Officials who last week disconnected Iran from the internet may have scored a success in helping to quell the protests by stopping activists getting their story out—but they are now suffering themselves from stronger than usual scepticism expressed in response to their attempts to explain the chain of events that occurred.
To take Iran’s regime at its word, the deadly unrest that lasted several days from November 15 was the result of a “very dangerous conspiracy” driven by Iran’s enemies that resulted in the torching of 731 banks and 140 government sites. The Islamic Republic’s Supreme Leader Ayatollah Ali Khamenei on November 27 declared that the nationwide protests, triggered by the sudden announcement of a big petrol price hike and fuel rationing, amounted to a plot that Iranians had defeated.
It was “thugs” linked to exiles and Iran’s foes—the US, Israel and Saudi Arabia—that stirred up the unrest that resulted in the largest-scale anti-government protests seen in Iran since authorities put down election fraud demonstrations in 2009, according to Iran’s leaders. “A deep, vast and very dangerous conspiracy that a lot of money had been spent on ... was destroyed by the people,” Khamenei said in a meeting with members of the paramilitary Basij force which took part in the action taken against the protests, according to his official website.

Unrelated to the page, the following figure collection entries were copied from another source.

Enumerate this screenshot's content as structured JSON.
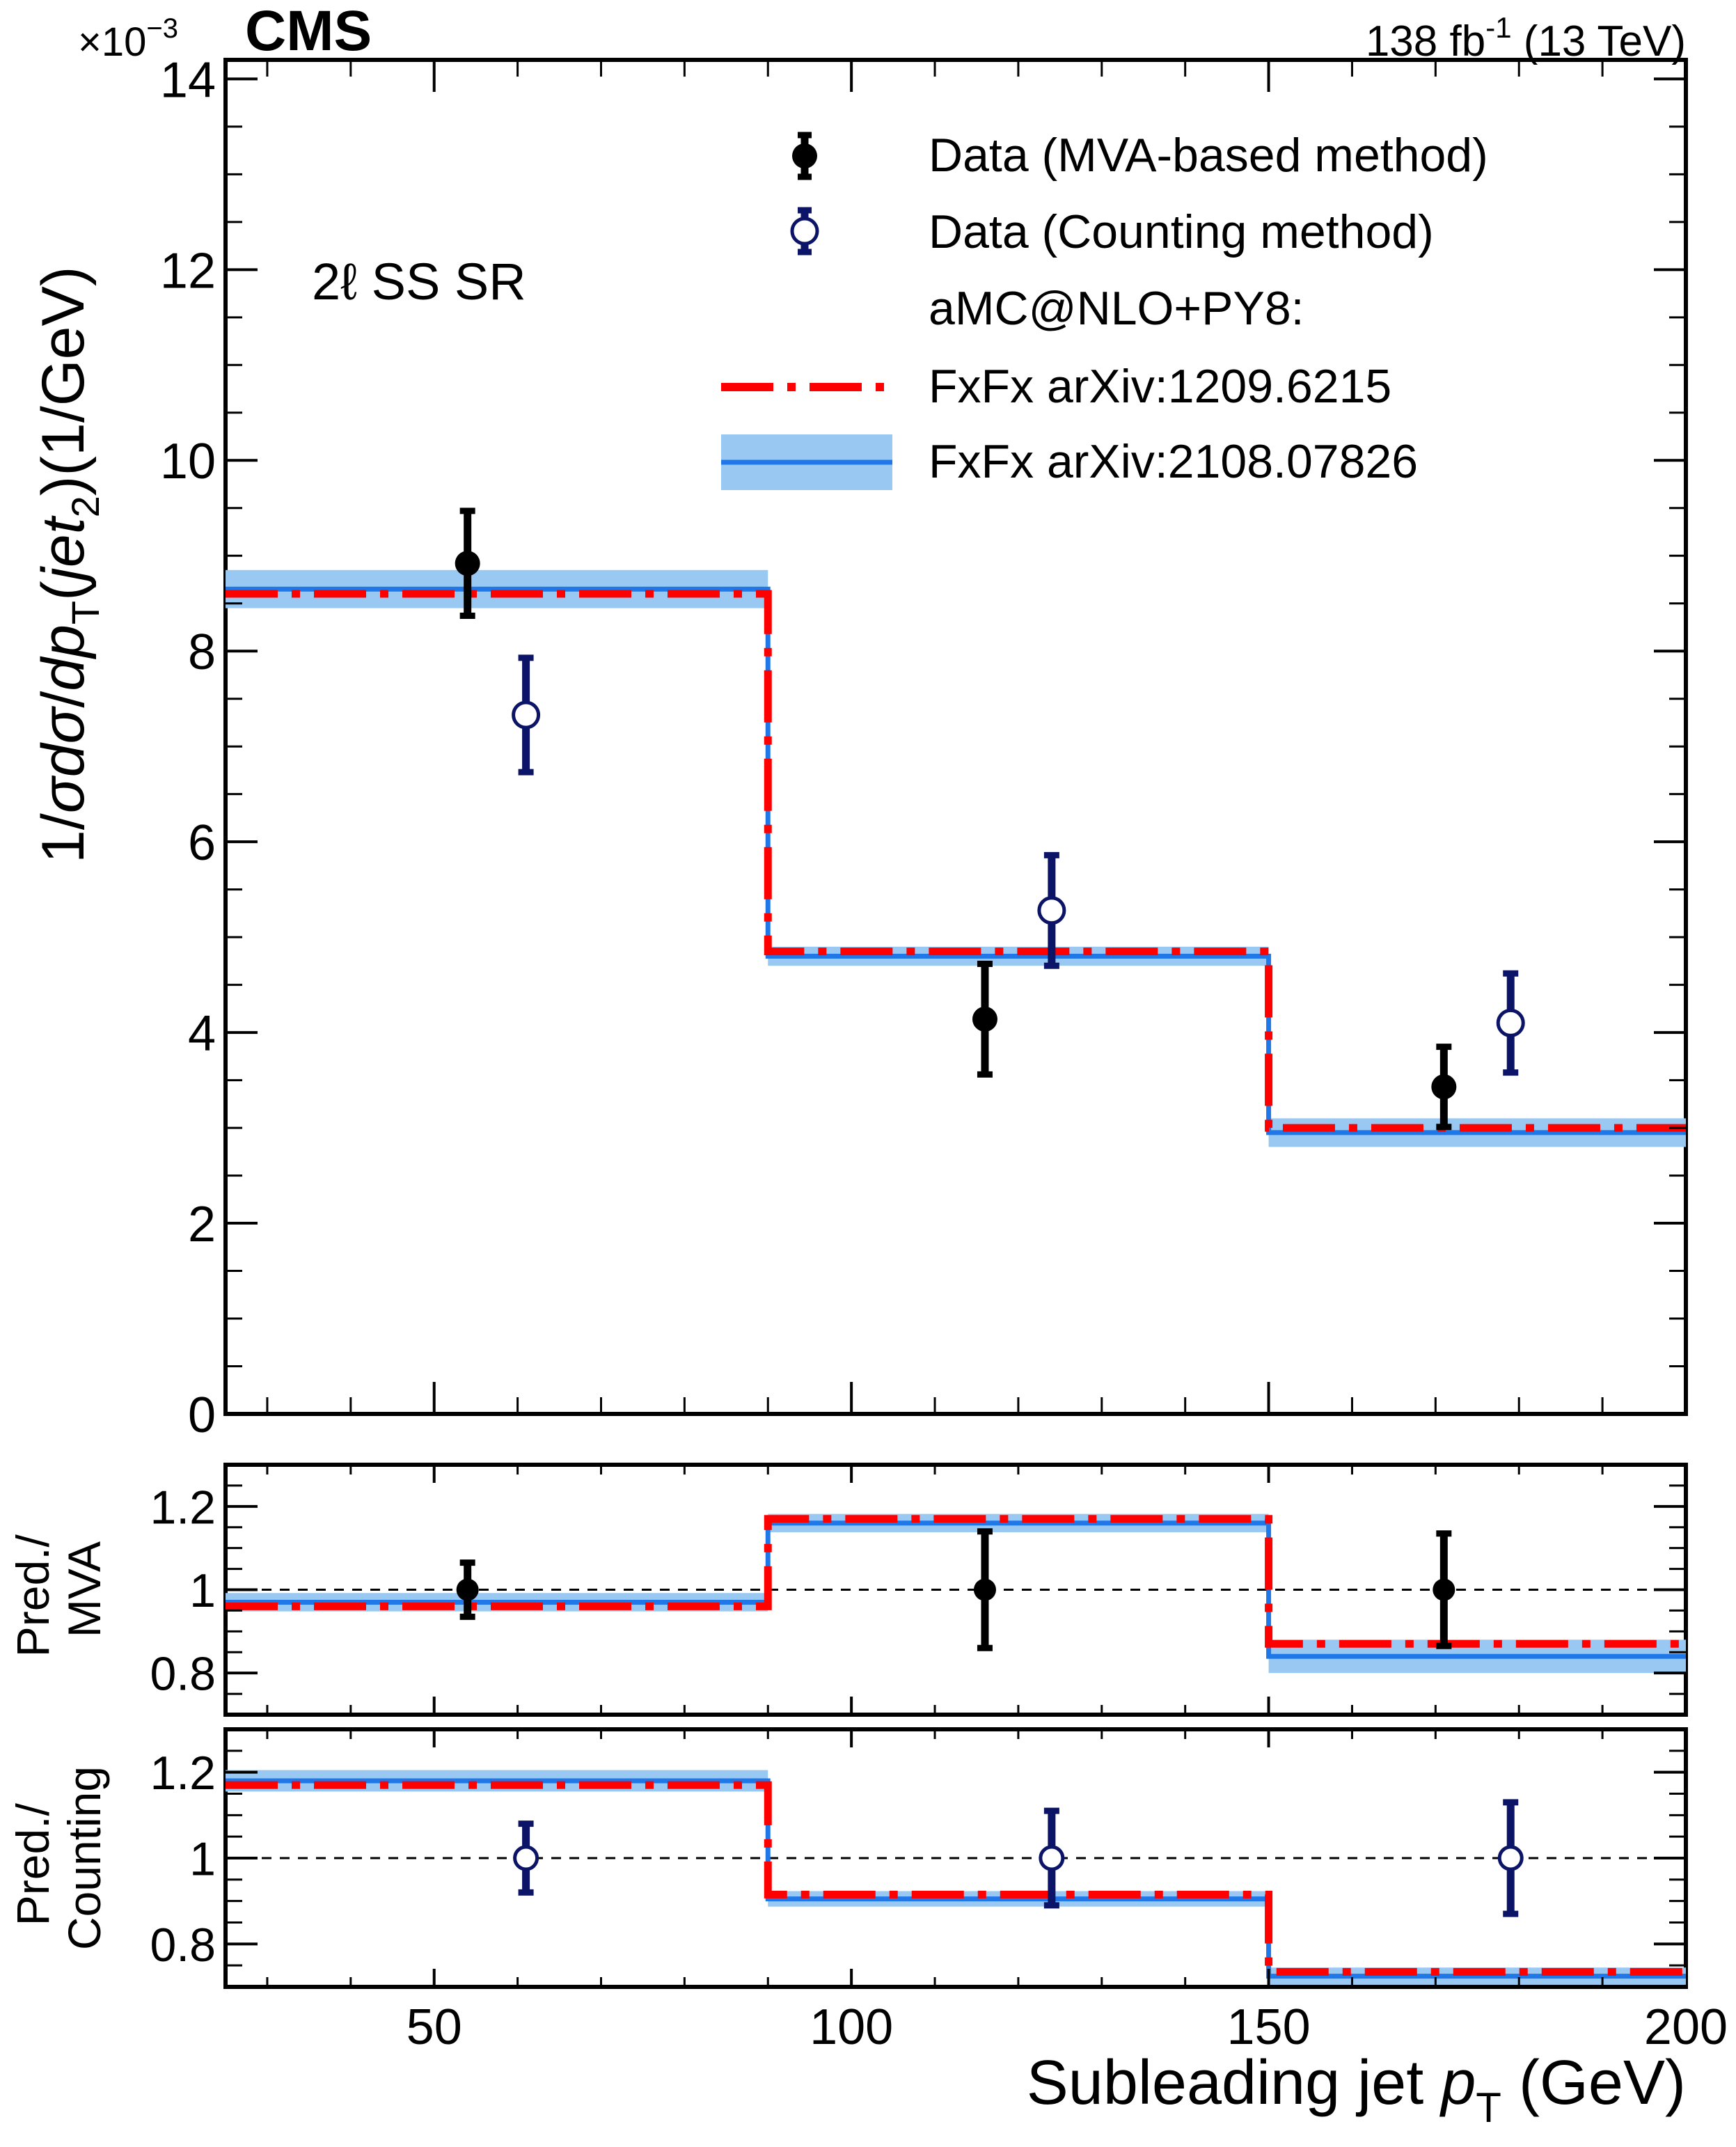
{
  "header": {
    "experiment": "CMS",
    "lumi_text": "138 fb",
    "lumi_exp": "-1",
    "energy_text": " (13 TeV)",
    "y_multiplier": "×10",
    "y_multiplier_exp": "−3"
  },
  "chart_data": [
    {
      "panel": "main",
      "type": "line",
      "region_label": "2ℓ SS SR",
      "ylabel_parts": {
        "p1": "1/",
        "sigma1": "σ",
        "p2": "d",
        "sigma2": "σ",
        "p3": "/",
        "p4": "d",
        "p5": "p",
        "sub1": "T",
        "p6": "(",
        "p7": "jet",
        "sub2": "2",
        "p8": ")(1/GeV)"
      },
      "xlim": [
        25,
        200
      ],
      "ylim": [
        0,
        14.2
      ],
      "y_ticks": [
        "0",
        "2",
        "4",
        "6",
        "8",
        "10",
        "12",
        "14"
      ],
      "bin_edges": [
        25,
        90,
        150,
        200
      ],
      "series": [
        {
          "name": "FxFx arXiv:1209.6215",
          "style": "dashed",
          "color": "#ff0000",
          "values": [
            8.6,
            4.85,
            3.0
          ]
        },
        {
          "name": "FxFx arXiv:2108.07826",
          "style": "solid+band",
          "color": "#1f77e8",
          "band_color": "#99c8f2",
          "values": [
            8.65,
            4.8,
            2.95
          ],
          "band_half_width": [
            0.2,
            0.1,
            0.15
          ]
        }
      ],
      "data_points": [
        {
          "name": "Data (MVA-based method)",
          "color": "#000000",
          "marker": "filled",
          "x": [
            54,
            116,
            171
          ],
          "y": [
            8.92,
            4.14,
            3.43
          ],
          "err": [
            0.55,
            0.58,
            0.42
          ]
        },
        {
          "name": "Data (Counting method)",
          "color": "#0b1466",
          "marker": "open",
          "x": [
            61,
            124,
            179
          ],
          "y": [
            7.33,
            5.28,
            4.1
          ],
          "err": [
            0.6,
            0.58,
            0.52
          ]
        }
      ],
      "legend": {
        "entries": [
          "Data (MVA-based method)",
          "Data (Counting method)",
          "aMC@NLO+PY8:",
          "FxFx arXiv:1209.6215",
          "FxFx arXiv:2108.07826"
        ],
        "placement": "top-right"
      }
    },
    {
      "panel": "ratio-mva",
      "type": "line",
      "ylabel_line1": "Pred./",
      "ylabel_line2": "MVA",
      "xlim": [
        25,
        200
      ],
      "ylim": [
        0.7,
        1.3
      ],
      "y_ticks": [
        "0.8",
        "1",
        "1.2"
      ],
      "series": [
        {
          "name": "FxFx arXiv:1209.6215",
          "values": [
            0.96,
            1.17,
            0.87
          ]
        },
        {
          "name": "FxFx arXiv:2108.07826",
          "values": [
            0.97,
            1.16,
            0.84
          ],
          "band_half_width": [
            0.022,
            0.022,
            0.04
          ]
        }
      ],
      "data_points": [
        {
          "name": "Data (MVA-based method)",
          "x": [
            54,
            116,
            171
          ],
          "y": [
            1.0,
            1.0,
            1.0
          ],
          "err": [
            0.065,
            0.14,
            0.135
          ]
        }
      ]
    },
    {
      "panel": "ratio-counting",
      "type": "line",
      "ylabel_line1": "Pred./",
      "ylabel_line2": "Counting",
      "xlim": [
        25,
        200
      ],
      "ylim": [
        0.7,
        1.3
      ],
      "y_ticks": [
        "0.8",
        "1",
        "1.2"
      ],
      "x_ticks": [
        "50",
        "100",
        "150",
        "200"
      ],
      "xlabel_pre": "Subleading jet ",
      "xlabel_p": "p",
      "xlabel_sub": "T",
      "xlabel_post": " (GeV)",
      "series": [
        {
          "name": "FxFx arXiv:1209.6215",
          "values": [
            1.17,
            0.915,
            0.735
          ]
        },
        {
          "name": "FxFx arXiv:2108.07826",
          "values": [
            1.18,
            0.905,
            0.725
          ],
          "band_half_width": [
            0.025,
            0.018,
            0.02
          ]
        }
      ],
      "data_points": [
        {
          "name": "Data (Counting method)",
          "x": [
            61,
            124,
            179
          ],
          "y": [
            1.0,
            1.0,
            1.0
          ],
          "err": [
            0.08,
            0.11,
            0.13
          ]
        }
      ]
    }
  ]
}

Interior Minister Abdolreza Rahmani Fazli also tried to relay just how big a conspiracy the authorities had foiled, adding in remarks to official Iranian news agency IRNA that more than 50 bases used by security forces were attacked and approximately 70 petrol stations were set on fire by elements of those who took part in the unrest, which he said involved around 200,000 people in a country of 81mn.
However, with Iranian authorities yet to release an official death toll from the protests and generally speaking of only a small number of fatalities, Human Rights Watch (HRW) published a report on November 27 stating that more than 140 people lost their lives and accusing Iran of "deliberately covering up" the extent of the repressive measures taken against those who took part in the unrest.

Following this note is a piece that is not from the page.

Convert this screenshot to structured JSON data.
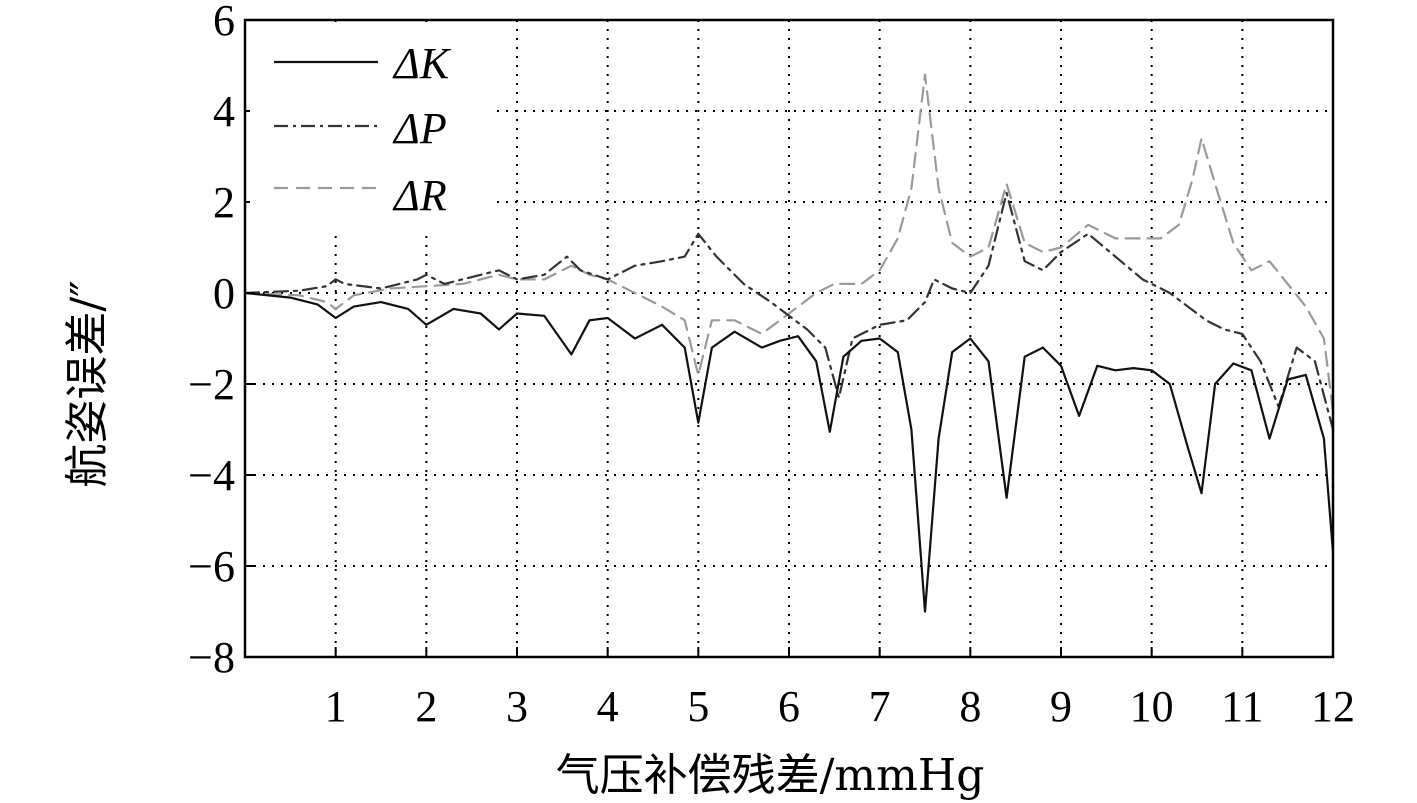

In the report, entitled “Iran: Deliberate Coverup of a Brutal Crackdown”, the New York-based watchdog quotes human rights groups and an Iranian lawmaker as providing its cited death tally and saying that up to 7,000 were detained during the protests.
HRW has called on the Iranian government to "immediately announce the number of deaths, arrests, and detentions from the recent protests and permit an independent inquiry into alleged abuses".

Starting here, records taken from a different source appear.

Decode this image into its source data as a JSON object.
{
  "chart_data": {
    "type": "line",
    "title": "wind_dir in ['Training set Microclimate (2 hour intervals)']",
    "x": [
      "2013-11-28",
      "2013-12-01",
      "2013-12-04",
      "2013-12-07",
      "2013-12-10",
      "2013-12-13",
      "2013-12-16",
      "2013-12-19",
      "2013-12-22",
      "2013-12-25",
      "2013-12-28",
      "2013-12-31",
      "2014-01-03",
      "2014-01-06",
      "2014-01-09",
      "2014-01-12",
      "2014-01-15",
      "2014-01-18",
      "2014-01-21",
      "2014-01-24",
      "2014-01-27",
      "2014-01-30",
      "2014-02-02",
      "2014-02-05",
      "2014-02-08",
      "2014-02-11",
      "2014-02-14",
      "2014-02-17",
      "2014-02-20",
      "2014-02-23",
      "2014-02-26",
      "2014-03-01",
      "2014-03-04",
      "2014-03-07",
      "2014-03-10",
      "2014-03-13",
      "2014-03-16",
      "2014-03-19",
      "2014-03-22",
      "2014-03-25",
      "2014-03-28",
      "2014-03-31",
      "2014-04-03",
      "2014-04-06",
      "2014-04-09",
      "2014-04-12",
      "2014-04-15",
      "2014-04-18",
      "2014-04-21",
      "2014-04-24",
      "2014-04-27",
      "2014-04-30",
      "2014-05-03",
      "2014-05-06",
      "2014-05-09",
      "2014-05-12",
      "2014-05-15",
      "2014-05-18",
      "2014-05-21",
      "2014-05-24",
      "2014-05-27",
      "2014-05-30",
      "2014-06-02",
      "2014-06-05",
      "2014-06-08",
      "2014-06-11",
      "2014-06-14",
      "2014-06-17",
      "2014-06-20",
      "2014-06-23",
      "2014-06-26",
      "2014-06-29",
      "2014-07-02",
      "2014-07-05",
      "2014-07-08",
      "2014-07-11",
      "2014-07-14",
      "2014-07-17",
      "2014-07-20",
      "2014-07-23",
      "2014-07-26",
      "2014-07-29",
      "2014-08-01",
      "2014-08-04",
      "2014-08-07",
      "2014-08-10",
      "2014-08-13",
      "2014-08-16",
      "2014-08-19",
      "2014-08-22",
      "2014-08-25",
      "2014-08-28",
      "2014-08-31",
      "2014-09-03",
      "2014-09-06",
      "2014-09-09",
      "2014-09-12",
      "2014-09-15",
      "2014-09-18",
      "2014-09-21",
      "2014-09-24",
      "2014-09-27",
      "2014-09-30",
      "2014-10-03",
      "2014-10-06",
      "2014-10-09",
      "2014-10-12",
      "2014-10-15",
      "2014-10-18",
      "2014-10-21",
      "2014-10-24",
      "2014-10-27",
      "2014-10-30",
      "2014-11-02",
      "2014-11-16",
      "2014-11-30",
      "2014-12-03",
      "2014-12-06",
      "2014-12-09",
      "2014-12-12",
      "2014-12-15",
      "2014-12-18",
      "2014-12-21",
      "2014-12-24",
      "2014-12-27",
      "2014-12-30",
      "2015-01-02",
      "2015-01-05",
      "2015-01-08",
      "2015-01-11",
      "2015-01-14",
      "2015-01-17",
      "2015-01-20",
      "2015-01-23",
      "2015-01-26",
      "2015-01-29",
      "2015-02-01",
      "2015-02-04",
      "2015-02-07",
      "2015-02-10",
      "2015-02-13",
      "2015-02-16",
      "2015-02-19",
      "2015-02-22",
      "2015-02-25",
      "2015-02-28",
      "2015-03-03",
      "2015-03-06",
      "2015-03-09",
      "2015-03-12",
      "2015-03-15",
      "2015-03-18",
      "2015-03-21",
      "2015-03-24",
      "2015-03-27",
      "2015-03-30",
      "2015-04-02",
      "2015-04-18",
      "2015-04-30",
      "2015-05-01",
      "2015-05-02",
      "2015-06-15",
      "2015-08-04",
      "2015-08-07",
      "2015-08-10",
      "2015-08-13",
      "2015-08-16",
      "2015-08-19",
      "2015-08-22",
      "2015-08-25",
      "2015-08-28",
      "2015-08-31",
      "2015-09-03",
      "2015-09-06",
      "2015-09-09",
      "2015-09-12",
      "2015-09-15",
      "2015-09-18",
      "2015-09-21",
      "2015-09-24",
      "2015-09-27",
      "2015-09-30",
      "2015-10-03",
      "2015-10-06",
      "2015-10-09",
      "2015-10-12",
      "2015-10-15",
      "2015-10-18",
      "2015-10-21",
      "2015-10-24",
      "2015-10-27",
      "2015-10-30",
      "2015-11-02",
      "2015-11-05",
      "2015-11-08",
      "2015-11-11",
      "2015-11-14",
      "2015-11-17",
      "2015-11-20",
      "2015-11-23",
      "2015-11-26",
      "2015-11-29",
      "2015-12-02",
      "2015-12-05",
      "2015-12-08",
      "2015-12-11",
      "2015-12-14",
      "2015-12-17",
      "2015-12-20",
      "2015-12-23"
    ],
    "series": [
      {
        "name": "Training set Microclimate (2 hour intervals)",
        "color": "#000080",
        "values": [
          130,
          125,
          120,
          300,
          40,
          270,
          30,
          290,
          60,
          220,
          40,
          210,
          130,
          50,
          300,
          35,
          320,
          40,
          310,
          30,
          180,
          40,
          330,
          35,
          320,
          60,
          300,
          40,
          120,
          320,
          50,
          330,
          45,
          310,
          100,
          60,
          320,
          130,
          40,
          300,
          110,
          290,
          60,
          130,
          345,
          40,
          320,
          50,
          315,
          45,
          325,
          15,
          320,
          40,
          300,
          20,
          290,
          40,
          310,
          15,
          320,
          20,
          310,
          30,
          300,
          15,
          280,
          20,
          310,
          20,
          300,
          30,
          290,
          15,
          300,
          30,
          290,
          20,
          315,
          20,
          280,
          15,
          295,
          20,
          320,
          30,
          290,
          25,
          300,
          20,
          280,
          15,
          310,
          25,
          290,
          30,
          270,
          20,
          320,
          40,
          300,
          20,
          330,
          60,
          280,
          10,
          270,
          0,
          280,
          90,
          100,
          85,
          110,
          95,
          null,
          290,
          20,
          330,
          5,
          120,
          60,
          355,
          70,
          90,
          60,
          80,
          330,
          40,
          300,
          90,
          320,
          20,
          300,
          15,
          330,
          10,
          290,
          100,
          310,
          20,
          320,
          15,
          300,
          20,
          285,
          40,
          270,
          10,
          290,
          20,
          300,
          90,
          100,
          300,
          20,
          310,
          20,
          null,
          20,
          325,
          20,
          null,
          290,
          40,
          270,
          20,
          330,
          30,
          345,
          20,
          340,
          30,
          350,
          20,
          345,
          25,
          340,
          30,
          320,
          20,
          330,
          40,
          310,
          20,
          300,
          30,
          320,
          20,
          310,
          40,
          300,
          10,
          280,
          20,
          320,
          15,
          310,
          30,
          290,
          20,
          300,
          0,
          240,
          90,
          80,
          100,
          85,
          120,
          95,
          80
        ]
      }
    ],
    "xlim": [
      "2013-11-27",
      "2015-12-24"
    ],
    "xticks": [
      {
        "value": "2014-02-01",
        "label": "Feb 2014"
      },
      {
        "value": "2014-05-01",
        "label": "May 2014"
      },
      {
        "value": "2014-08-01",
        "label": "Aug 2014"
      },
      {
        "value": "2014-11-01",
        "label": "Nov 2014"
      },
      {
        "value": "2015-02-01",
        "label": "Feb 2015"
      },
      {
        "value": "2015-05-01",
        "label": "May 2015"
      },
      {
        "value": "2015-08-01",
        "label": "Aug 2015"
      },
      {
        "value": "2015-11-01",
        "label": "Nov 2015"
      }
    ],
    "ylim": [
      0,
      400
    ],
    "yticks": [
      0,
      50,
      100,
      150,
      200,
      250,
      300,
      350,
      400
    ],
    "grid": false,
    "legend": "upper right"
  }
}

According to HRW, video footage posted on social media—that avoided the internet blackout—"clearly shows security forces using firearms targeting protesters". Numerous social media posts indicate relatives and family members have not been allowed "to get the bodies of their loved ones and have been restricted in their ability to perform burial services," it added.
"Twelve days after protests broke out in Iran, the authorities have refused to provide an accurate death toll and instead threatened detainees with death," said Michael Page, deputy Middle East director at HRW.
“Keeping families in the dark about the fate of their loved ones while ratcheting up an atmosphere of fear and retribution is a deliberate government strategy to stifle dissent,” said Page.
MP talks of 7,000 arrests
Iranian MP Hossein Naghavi Hosseini, a member of the parliament’s national security and foreign policy committee, has been quoted as saying authorities arrested more than 7,000 people, HRW noted.
The NGO’s report also calls on Iran to establish an "independent administrative or prosecutorial process" to promptly investigate all incidents of security forces using firearms to kill or injure people, as required under the UN Basic Principles.
Further pushing the official line that the unrest was the result of a foreign plot, IRNA reported that at least eight people allegedly linked to the CIA were arrested during the upheaval. "These elements received CIA-funded training in various countries under the cover of becoming citizen-journalists," the Intelligence Ministry was quoted as saying.
Also on November 27, Iranian Oil Minister Bijan Zanganeh told semi-official ISNA news agency that daily petrol consumption was down by around 20mn litres since the price hike of a minimum 50% and rationing was brought in.
The government has said the petrol price increase should raise around $2.55bn a year, which officials intend to plough back into the economy in the form of extra subsidies for 18mn families struggling on low incomes amid the “economic attack” the US is waging against the country with crushing sanctions.